Mission to Mars reveals need for more bandwidth

NASA officials are calling the unprecedented volume of Internet traffic received Dec. 3 by the main Mars Polar Lander World Wide Web site a "good wake-up call" for the space agency.

On the day of the expected landing, the 20 mirror sites coordinated by NASA's Jet Propulsion Laboratory, Pasadena, Calif., received nearly 90 million hits, said Kirk Goodall, the Mars Web engineer at JPL and manager of the Internet sites for the Mars Polar Lander. Also managing mirror sites were UCLA, the Planetary Society, Silicon Graphics Inc. and Excite Inc.

The current volume of Web traffic represents a tenfold increase in hits received by the site since Dec. 2 and is more than twice the number of hits received during the landing of Mars Pathfinder in 1997. Pathfinder landed July 4, 1997, and on July 8, NASA Web sites received a record 47 million hits, Goodall said.

"We had barely enough bandwidth just to vector people away from JPL," Goodall said. As a result, Goodall will include in his report to NASA headquarters a request for higher bandwidth in anticipation of more traffic during the next planned Mars landing in 2003.

"If [the Mars Polar Lander] had landed, there is no doubt in my mind this would have been the biggest Internet event in history," Goodall said.
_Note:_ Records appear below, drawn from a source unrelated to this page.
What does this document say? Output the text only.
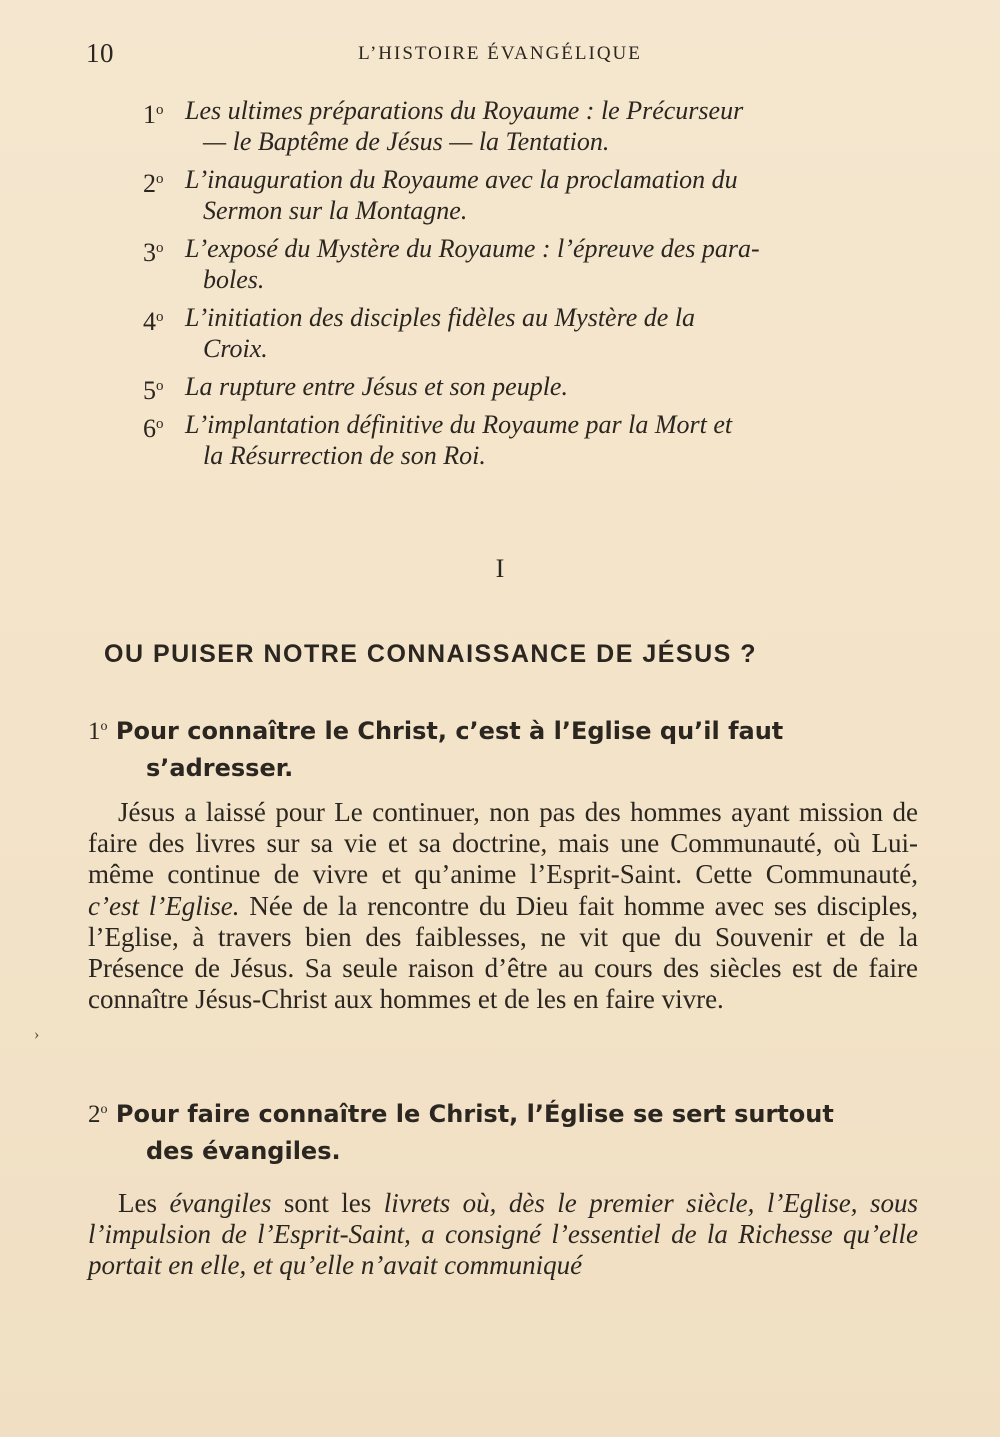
10	L’HISTOIRE ÉVANGÉLIQUE
1$^o$ Les ultimes préparations du Royaume : le Précurseur
— le Baptême de Jésus — la Tentation.
2$^o$ L’inauguration du Royaume avec la proclamation du
Sermon sur la Montagne.
3$^o$ L’exposé du Mystère du Royaume : l’épreuve des para-
boles.
4$^o$ L’initiation des disciples fidèles au Mystère de la
Croix.
5$^o$ La rupture entre Jésus et son peuple.
6$^o$ L’implantation définitive du Royaume par la Mort et
la Résurrection de son Roi.
I
OU PUISER NOTRE CONNAISSANCE DE JÉSUS ?
1$^o$ Pour connaître le Christ, c’est à l’Eglise qu’il faut
s’adresser.

Jésus a laissé pour Le continuer, non pas des hommes ayant mission de faire des livres sur sa vie et sa doctrine, mais une Communauté, où Lui-même continue de vivre et qu’anime l’Esprit-Saint. Cette Communauté, c’est l’Eglise. Née de la rencontre du Dieu fait homme avec ses disciples, l’Eglise, à travers bien des faiblesses, ne vit que du Souvenir et de la Présence de Jésus. Sa seule raison d’être au cours des siècles est de faire connaître Jésus-Christ aux hommes et de les en faire vivre.

›
2$^o$ Pour faire connaître le Christ, l’Église se sert surtout
des évangiles.

Les évangiles sont les livrets où, dès le premier siècle, l’Eglise, sous l’impulsion de l’Esprit-Saint, a consigné l’essentiel de la Richesse qu’elle portait en elle, et qu’elle n’avait communiqué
However, because NASA could not establish communications with the spacecraft, traffic dwindled to about 18 million hits Dec. 4, he said. More recent figures were not available.

NASA relied on a conservative mix of technology to handle the Internet traffic and redirect users to mirror sites, Goodall said. Sites that took advantage of newer technology, such as the Silicon Graphics and Excite pages, used virtual IP addressing that excluded viewers with older versions of Web browsers from accessing those sites, he said.

"When you plan for an event of this size, you have to cater to the lowest common denominator," Goodall said. With newer technology and software from Resonate Inc. that automatically redirects traffic to mirror sites before file requests reach the server, NASA will be able to better handle traffic in the future, he said.

NASA relied on two T-3 communications lines that provide 55 megabits/sec transmissions. That is not good enough now and will not be in three years, Goodall said. To handle the next event, Goodall said he needs an OC-12 line, which provides 655 megabits/sec of data transmission.